Health Kick for Australian Industrial Market
How will the upcoming logistical challenges associated with the COVID vaccine rollout, impact the industrial markets in Australia?
From February 2021, logistics groups Linfox and DHL will commence one of the largest and most critical supply chain projects in the recent memory – safely distributing a COVID-19 vaccine across Australia. The agreement to work alongside the Federal Department of Health will involve both the national distribution network's design and operation functions. Given the nature of the project, there will be a range of significant challenges that will need to be addressed, including shipment tracking, security of cargo, and consistent temperature control and monitoring.
Both companies have been substantial occupiers of industrial space in Australia for many years, having accounted for an average of 56,030 sqm of gross take-up (>5,000 sqm) each year, over the 10 years to 2019. With the structural changes in consumer behaviour, seen during 2020, take-up accelerated significantly to a total of 273,630 sqm nationally – of which 94% was in Sydney and Melbourne. Given the significant scope of the vaccine rollout this year, there is a further potential upside to the activity of both operators in occupier markets across the country.
Figure 1: Gross Take-up (DHL & Linfox)
Source: JLL Research
In the post-COVID era, there is likely to be a heightened global focus on improving preparedness for future medical emergencies. In Australia, part of this strategy has been focused on improving our manufacturing capabilities for pharmaceuticals domestically because medical products have been identified as one of the Australian Government’s six national manufacturing priorities as part of its $1.3 bn Modern Manufacturing Strategy, launched in October 2020.
With Australia’s renewed focus on self-reliance in the pharmaceutical industry, what scope is there for the expansion of industrial occupier demand from this sector?

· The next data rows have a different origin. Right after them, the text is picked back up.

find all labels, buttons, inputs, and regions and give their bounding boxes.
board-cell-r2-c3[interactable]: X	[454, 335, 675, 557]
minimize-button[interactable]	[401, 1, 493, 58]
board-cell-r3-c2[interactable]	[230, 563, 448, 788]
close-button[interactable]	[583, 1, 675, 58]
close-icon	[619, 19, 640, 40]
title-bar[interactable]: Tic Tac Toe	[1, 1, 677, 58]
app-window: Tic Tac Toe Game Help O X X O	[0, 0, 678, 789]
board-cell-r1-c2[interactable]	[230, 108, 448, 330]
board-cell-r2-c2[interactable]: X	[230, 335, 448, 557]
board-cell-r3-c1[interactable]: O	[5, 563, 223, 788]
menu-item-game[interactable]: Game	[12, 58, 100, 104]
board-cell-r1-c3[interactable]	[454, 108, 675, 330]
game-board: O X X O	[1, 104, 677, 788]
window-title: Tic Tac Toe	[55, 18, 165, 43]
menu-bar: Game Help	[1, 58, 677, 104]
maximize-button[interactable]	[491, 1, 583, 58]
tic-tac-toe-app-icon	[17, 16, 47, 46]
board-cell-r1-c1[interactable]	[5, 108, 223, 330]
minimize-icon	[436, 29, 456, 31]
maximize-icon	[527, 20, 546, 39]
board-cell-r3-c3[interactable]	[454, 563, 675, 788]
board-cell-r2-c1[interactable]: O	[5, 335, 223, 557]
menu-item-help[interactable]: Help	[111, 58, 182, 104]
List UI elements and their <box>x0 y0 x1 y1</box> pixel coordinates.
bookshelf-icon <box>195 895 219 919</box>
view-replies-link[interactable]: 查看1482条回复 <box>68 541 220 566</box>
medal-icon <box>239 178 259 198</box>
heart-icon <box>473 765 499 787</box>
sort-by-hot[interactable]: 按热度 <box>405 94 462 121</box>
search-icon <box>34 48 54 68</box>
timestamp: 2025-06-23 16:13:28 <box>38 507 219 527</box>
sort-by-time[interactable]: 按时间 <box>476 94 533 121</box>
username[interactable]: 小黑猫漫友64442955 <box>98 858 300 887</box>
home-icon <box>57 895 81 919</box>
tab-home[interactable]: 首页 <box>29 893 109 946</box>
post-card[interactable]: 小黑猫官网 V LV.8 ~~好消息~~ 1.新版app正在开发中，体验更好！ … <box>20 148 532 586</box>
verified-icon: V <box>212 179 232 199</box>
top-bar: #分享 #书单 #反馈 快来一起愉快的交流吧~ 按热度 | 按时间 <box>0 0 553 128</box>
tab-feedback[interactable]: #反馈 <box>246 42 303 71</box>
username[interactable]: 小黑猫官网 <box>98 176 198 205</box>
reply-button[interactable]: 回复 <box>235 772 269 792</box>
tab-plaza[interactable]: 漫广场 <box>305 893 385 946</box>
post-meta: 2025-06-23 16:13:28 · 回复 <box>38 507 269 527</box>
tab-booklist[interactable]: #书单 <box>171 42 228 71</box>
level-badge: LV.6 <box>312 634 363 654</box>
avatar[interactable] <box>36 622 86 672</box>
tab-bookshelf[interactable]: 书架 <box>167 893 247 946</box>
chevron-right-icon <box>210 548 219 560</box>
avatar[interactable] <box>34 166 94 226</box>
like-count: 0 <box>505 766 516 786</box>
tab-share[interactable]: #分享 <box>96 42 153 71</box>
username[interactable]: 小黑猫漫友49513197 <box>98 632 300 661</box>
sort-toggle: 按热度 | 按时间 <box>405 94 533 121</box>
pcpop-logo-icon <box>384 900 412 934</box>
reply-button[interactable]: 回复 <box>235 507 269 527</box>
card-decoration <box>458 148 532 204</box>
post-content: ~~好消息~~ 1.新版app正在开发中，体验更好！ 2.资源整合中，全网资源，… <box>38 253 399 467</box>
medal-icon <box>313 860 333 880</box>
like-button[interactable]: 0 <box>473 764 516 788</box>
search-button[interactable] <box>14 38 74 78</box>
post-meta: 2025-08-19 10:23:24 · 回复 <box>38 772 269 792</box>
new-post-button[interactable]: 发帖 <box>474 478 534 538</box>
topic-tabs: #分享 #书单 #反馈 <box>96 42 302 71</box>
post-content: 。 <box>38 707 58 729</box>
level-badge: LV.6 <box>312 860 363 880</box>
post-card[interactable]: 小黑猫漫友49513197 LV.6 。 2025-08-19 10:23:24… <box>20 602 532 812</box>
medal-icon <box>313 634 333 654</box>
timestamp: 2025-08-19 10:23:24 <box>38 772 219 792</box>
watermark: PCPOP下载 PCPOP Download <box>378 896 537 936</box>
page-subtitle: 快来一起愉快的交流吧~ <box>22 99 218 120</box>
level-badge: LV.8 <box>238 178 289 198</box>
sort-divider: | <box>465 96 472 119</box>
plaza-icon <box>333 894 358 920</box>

Pharmaceutical manufacturing has historically been a relatively minor player in the Australian industrial occupier market. The Basic Chemical and Chemical Product Manufacturing sub-sector, which includes pharmaceutical groups, has accounted for just 6.2% of total manufacturing take-up over the 10 years to the end of 2019. However, activity from the sector has sharply increased in 2020 — accounting for 35% of total manufacturing take-up over the year.
The increase in take-up from the sub-sector last year has primarily been facilitated by CSL’s major commitment (118,000 sqm) to building an $800 million vaccine manufacturing facility at Melbourne Airport, which will expand and complement the company’s existing premises in Broadmeadows.
Looking at a longer time horizon, Australia’s aging population is also likely to continue to support growth in the pharmaceutical industry. This extends beyond prescription medication and hospital supplies to more passive and proactive health supplements. The trend of population ageing is consistent across most developed economies. It provides significant export opportunities for Australia, given its transparent and robust regulatory framework for medical products and proximity to markets in Asia.
Figure 1: % of Total Population by age - June 2020 vs June 2040 Forecast
Source: JLL Research
With significant government support and a renewed interest in expanding our onshore medical capabilities, it is evident that there is ample scope for the pharmaceutical sector to play an amplified role in the industrial occupier market in Australia.